作者
Resham Lal Gurung,Huili Zheng,Jensen C. C. Tan,Sylvia Liu,Keven Ang,Jianjun Liu,Thomas M. Coffman,Su Chi Lim
摘要
Abstract Objective The rate of decline in estimated glomerular filtration rate (eGFR) varies among patients with type 2 diabetes (T2D). We aimed to identify plasma proteins associated with diverse eGFR trajectories in T2D. Methods We performed latent class mixed models analysis among patients with T2D and relatively preserved kidney function (baseline eGFR ≥60 mL/min/1.73m2) from SMART2D (n=1285) and DN (n=798) cohorts to identify patterns of eGFR trajectories. Comprehensive proteomic association with eGFR trajectories was assessed using multivariable logistic regression in the SMART2D cohort. Results Three distinct eGFR trajectories group: slow decline (92.2%), progressive decline (4.0%), and accelerated decline (3.8%) were identified in SMART2D and validated in DN cohort.

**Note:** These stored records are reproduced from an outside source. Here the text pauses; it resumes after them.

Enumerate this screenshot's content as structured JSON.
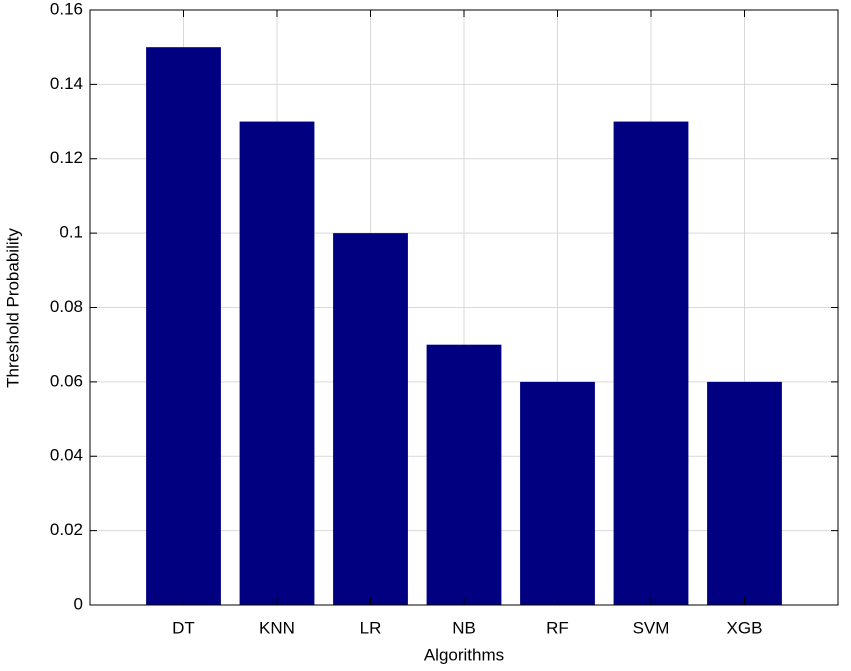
{
  "chart_data": {
    "type": "bar",
    "x_label": "Algorithms",
    "y_label": "Threshold Probability",
    "categories": [
      "DT",
      "KNN",
      "LR",
      "NB",
      "RF",
      "SVM",
      "XGB"
    ],
    "values": [
      0.15,
      0.13,
      0.1,
      0.07,
      0.06,
      0.13,
      0.06
    ],
    "color": "#000080",
    "ylim": [
      0,
      0.16
    ],
    "yticks": [
      0,
      0.02,
      0.04,
      0.06,
      0.08,
      0.1,
      0.12,
      0.14,
      0.16
    ],
    "grid": true
  }
}
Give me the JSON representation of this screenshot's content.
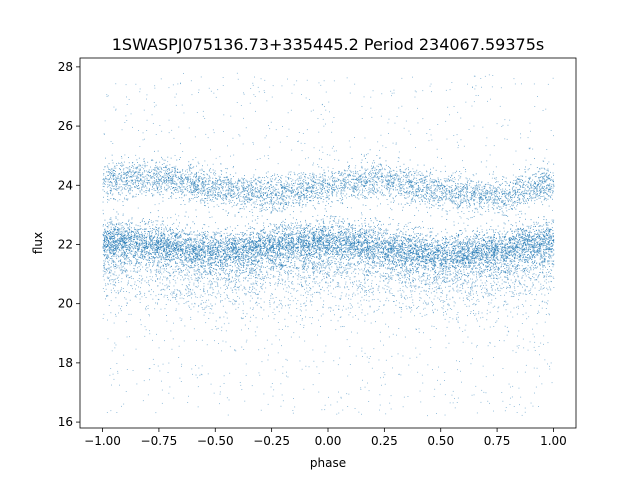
{
  "chart_data": {
    "type": "scatter",
    "title": "1SWASPJ075136.73+335445.2 Period 234067.59375s",
    "xlabel": "phase",
    "ylabel": "flux",
    "xlim": [
      -1.1,
      1.1
    ],
    "ylim": [
      15.8,
      28.3
    ],
    "xticks": [
      -1.0,
      -0.75,
      -0.5,
      -0.25,
      0.0,
      0.25,
      0.5,
      0.75,
      1.0
    ],
    "xtick_labels": [
      "−1.00",
      "−0.75",
      "−0.50",
      "−0.25",
      "0.00",
      "0.25",
      "0.50",
      "0.75",
      "1.00"
    ],
    "yticks": [
      16,
      18,
      20,
      22,
      24,
      26,
      28
    ],
    "ytick_labels": [
      "16",
      "18",
      "20",
      "22",
      "24",
      "26",
      "28"
    ],
    "grid": false,
    "marker_color": "#1f77b4",
    "series": [
      {
        "description_points": "dense phase-folded light curve, two bands",
        "band_lower": {
          "phase": [
            -1.0,
            -0.75,
            -0.5,
            -0.25,
            0.0,
            0.25,
            0.5,
            0.75,
            1.0
          ],
          "flux": [
            22.1,
            22.0,
            21.7,
            21.9,
            22.1,
            21.9,
            21.6,
            21.8,
            22.1
          ]
        },
        "band_upper": {
          "phase": [
            -1.0,
            -0.75,
            -0.5,
            -0.25,
            0.0,
            0.25,
            0.5,
            0.75,
            1.0
          ],
          "flux": [
            24.2,
            24.3,
            23.9,
            23.7,
            24.0,
            24.2,
            23.8,
            23.6,
            24.1
          ]
        }
      }
    ]
  }
}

Participants in the accelerated decline group exhibited the highest risk of progression to end-stage kidney disease (ESKD) (log-rank test, p<0.0001). Among 1448 proteins analysed in the SMART2D cohort, 19 proteins, including KIM-1 (OR=2.95, 95% CI 2.01-4.32; p=2.95x10-8), MMP7 (OR=16.5, 95% CI 5.54-49.07; p=4.61x10-7), and VSIG4 (OR=7.38, 95%CI 3.22-16.89; p=2.24x10-6), were associated with accelerated decline and 1 protein (THBD) (OR=6.34, 95% CI 2.77–14.52; p=1.26x10−5) was associated with progressive decline, independent of traditional cardio-renal risk factors including baseline kidney function. Adding these proteins to clinical risk factors (age, sex, ethnicity, eGFR, uACR, HbA1c, diabetes duration, systolic blood pressure, triglyceride) improved AUC to 0.77 (delta 0.04,p=0.057) for progressive decline and 0.93 (delta 0.09,p<0.001) for accelerated decline. Conclusion Different plasma proteins are associated with progressive and accelerated eGFR decline, independent of traditional cardio-renal risk factors, some of which enhance eGFR trajectory prediction in patients with T2D.